The crux of Sonderegger's argument is that the notion of "will" is too anthropomorphic, too human in it's vision of decision-making. "Will" brings in notions of deliberation and weighing choices. All of which, according to Sonderegger, are not proper ways to think about God. She writes:
The traditional problematics of Omnipotence--the puzzle cases about necessity and contradiction in the exercise of Divine Power--stem, I believe, from this all-too-creaturely depiction of Omnipotence itself. "Doing what one wills," after all conjures a Divine Agent who will survey the objects of His electing Will; then select; then execute the decree...The mighty God who does as He will must be seen, at base, as One who reflects, meditates, and chooses, as One who prefers one path over another, one creaturely event to be favored against its opposite. The Power of this God is measured by His being able to execute His preference: what He prefers, He enacts. Such an imaginative portrait of the Lord underscores not His Uniqueness but rather His commonality, His likeness to His deliberative creatures...To summarize, many of our problems regarding divine power flow out of a particular picture of power: a King or CEO making choices and then having the power to make those choices happen in reality. Power is the ability to enact your will, to make the world conform to your choice. This is what human power looks like.
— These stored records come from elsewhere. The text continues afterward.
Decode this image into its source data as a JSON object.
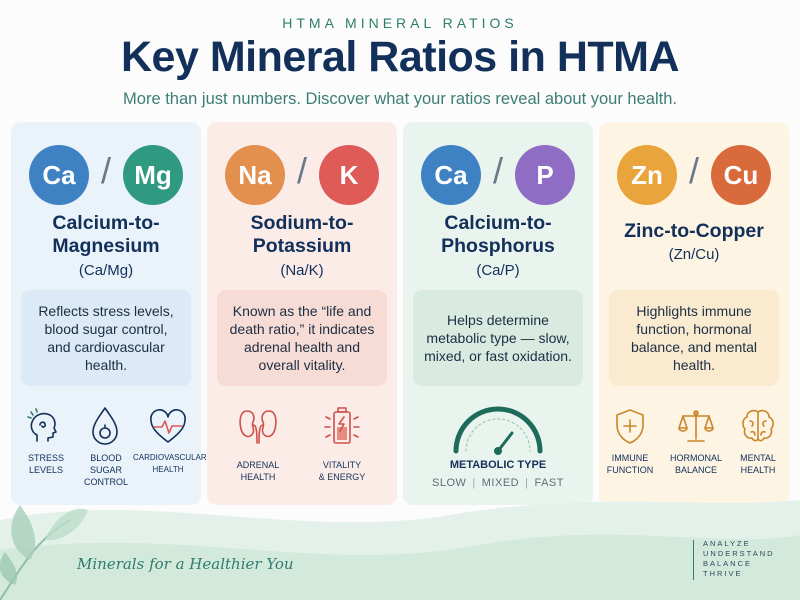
{
  "header": {
    "eyebrow": "HTMA MINERAL RATIOS",
    "title": "Key Mineral Ratios in HTMA",
    "subtitle": "More than just numbers. Discover what your ratios reveal about your health."
  },
  "cards": [
    {
      "left_symbol": "Ca",
      "right_symbol": "Mg",
      "divider": "/",
      "left_color": "#3e82c4",
      "right_color": "#2f9a80",
      "title_line1": "Calcium-to-",
      "title_line2": "Magnesium",
      "abbr": "(Ca/Mg)",
      "description": "Reflects stress levels, blood sugar control, and cardiovascular health.",
      "icons": [
        {
          "name": "stress-icon",
          "line1": "STRESS",
          "line2": "LEVELS",
          "line3": ""
        },
        {
          "name": "blood-drop-icon",
          "line1": "BLOOD",
          "line2": "SUGAR",
          "line3": "CONTROL"
        },
        {
          "name": "heart-pulse-icon",
          "line1": "CARDIOVASCULAR",
          "line2": "HEALTH",
          "line3": ""
        }
      ]
    },
    {
      "left_symbol": "Na",
      "right_symbol": "K",
      "divider": "/",
      "left_color": "#e38f4e",
      "right_color": "#de5b58",
      "title_line1": "Sodium-to-",
      "title_line2": "Potassium",
      "abbr": "(Na/K)",
      "description": "Known as the “life and death ratio,” it indicates adrenal health and overall vitality.",
      "icons": [
        {
          "name": "kidney-icon",
          "line1": "ADRENAL",
          "line2": "HEALTH",
          "line3": ""
        },
        {
          "name": "battery-icon",
          "line1": "VITALITY",
          "line2": "& ENERGY",
          "line3": ""
        }
      ]
    },
    {
      "left_symbol": "Ca",
      "right_symbol": "P",
      "divider": "/",
      "left_color": "#3e82c4",
      "right_color": "#8f6dc4",
      "title_line1": "Calcium-to-",
      "title_line2": "Phosphorus",
      "abbr": "(Ca/P)",
      "description": "Helps determine metabolic type — slow, mixed, or fast oxidation.",
      "gauge": {
        "label": "METABOLIC TYPE",
        "slow": "SLOW",
        "mixed": "MIXED",
        "fast": "FAST",
        "sep": "|"
      }
    },
    {
      "left_symbol": "Zn",
      "right_symbol": "Cu",
      "divider": "/",
      "left_color": "#e9a53b",
      "right_color": "#d96a3b",
      "title_line1": "Zinc-to-Copper",
      "title_line2": "",
      "abbr": "(Zn/Cu)",
      "description": "Highlights immune function, hormonal balance, and mental health.",
      "icons": [
        {
          "name": "shield-icon",
          "line1": "IMMUNE",
          "line2": "FUNCTION",
          "line3": ""
        },
        {
          "name": "scale-icon",
          "line1": "HORMONAL",
          "line2": "BALANCE",
          "line3": ""
        },
        {
          "name": "brain-icon",
          "line1": "MENTAL",
          "line2": "HEALTH",
          "line3": ""
        }
      ]
    }
  ],
  "footer": {
    "tagline": "Minerals for a Healthier You",
    "list": [
      "ANALYZE",
      "UNDERSTAND",
      "BALANCE",
      "THRIVE"
    ]
  }
}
But I believe there are strong reasons to tag [this] traditional portrait as altogether too anthropomorphic. The Lord who does what He will is not simply a Lordly Potentate, sitting on high, contemplating with great ease and pleasure His next good to be realized. No. Rather, the portrait of Omnipotence I have termed too earthy and human scale catches up in a concrete, agential image the perduring--and in this form, I say, insoluble--riddles of Divine Power in and over creation. The earthy image, that is, sums up and expresses the framework in which dilemmas of Divine Power are derived and, perhaps, resolved; it is this framework, the image lying behind the puzzles, that generates the puzzles--the Power behind the throne!--and dictates the form of any possible answer. This framework, I say, should be broken up and set aside; the dilemmas follow suit.
But the problem, according to Sonderegger, is that when we import this vision/definition of power into God's life we create all the horrible puzzles we've been talking about. For example, in the Calvinist vision God is an All Powerful CEO who micromanages the entire cosmos. And if it's not that, then we have a capricious Lord, a God who wills one thing but not another, answers this prayer but not that one. But either way, we're stuck.
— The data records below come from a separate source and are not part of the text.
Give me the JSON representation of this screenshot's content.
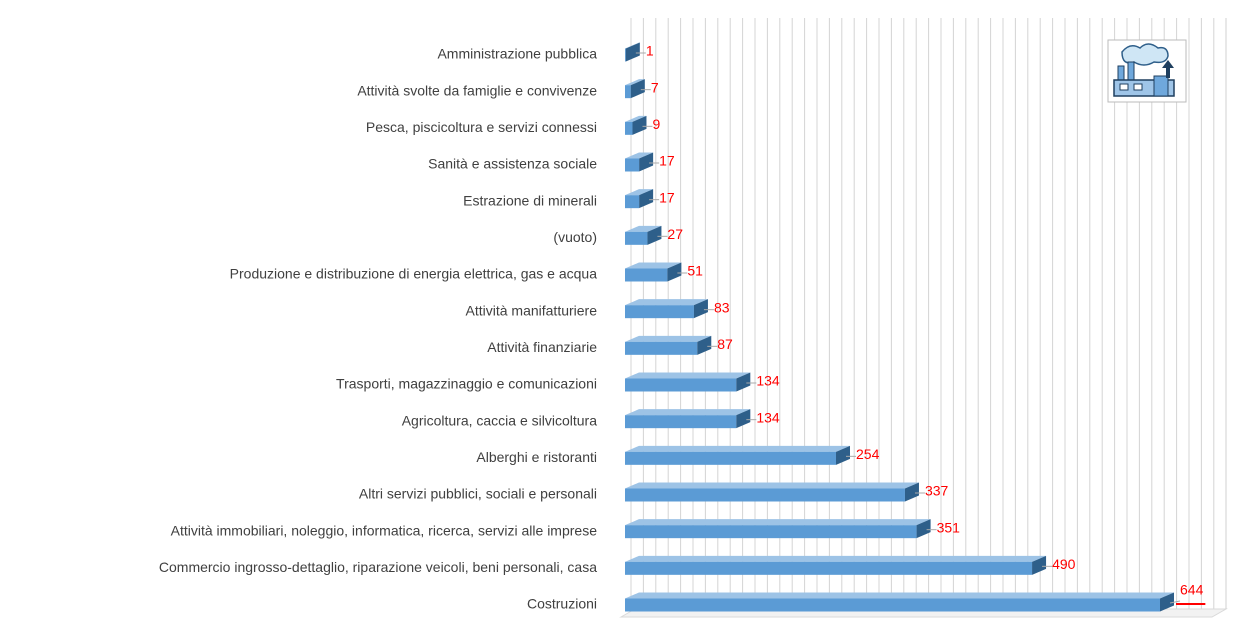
{
  "chart_data": {
    "type": "bar3d",
    "orientation": "horizontal",
    "categories": [
      "Amministrazione pubblica",
      "Attività svolte da famiglie e convivenze",
      "Pesca, piscicoltura e servizi connessi",
      "Sanità e assistenza sociale",
      "Estrazione di minerali",
      "(vuoto)",
      "Produzione e distribuzione di energia elettrica, gas e acqua",
      "Attività manifatturiere",
      "Attività finanziarie",
      "Trasporti, magazzinaggio e comunicazioni",
      "Agricoltura, caccia e silvicoltura",
      "Alberghi e ristoranti",
      "Altri servizi pubblici, sociali e personali",
      "Attività immobiliari, noleggio, informatica, ricerca, servizi alle imprese",
      "Commercio ingrosso-dettaglio, riparazione veicoli, beni personali, casa",
      "Costruzioni"
    ],
    "values": [
      1,
      7,
      9,
      17,
      17,
      27,
      51,
      83,
      87,
      134,
      134,
      254,
      337,
      351,
      490,
      644
    ],
    "color": "#5b9bd5",
    "label_color": "#ff0000"
  }
}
To be sure, as Sonderegger notes, we can find answers to these questions from within this framework. Calvinists have a suite of answers to the criticisms they face. And we've all heard the answers about why God answers some prayers and not others. But the problem, says Sonderegger, is that these answers are leaving the regulating framework intact, failing to reject the all-too-human vision of power sitting behind and creating all the problems in the first place. According to Sonderegger, you can't solve the problem of divine power within this framework, because its this framework that is causing all the problems.
What we need to do, says Sonderegger, is rethink our deep image of divine power.
Perhaps, if we change our regulating image of divine power, many of our problems might go away.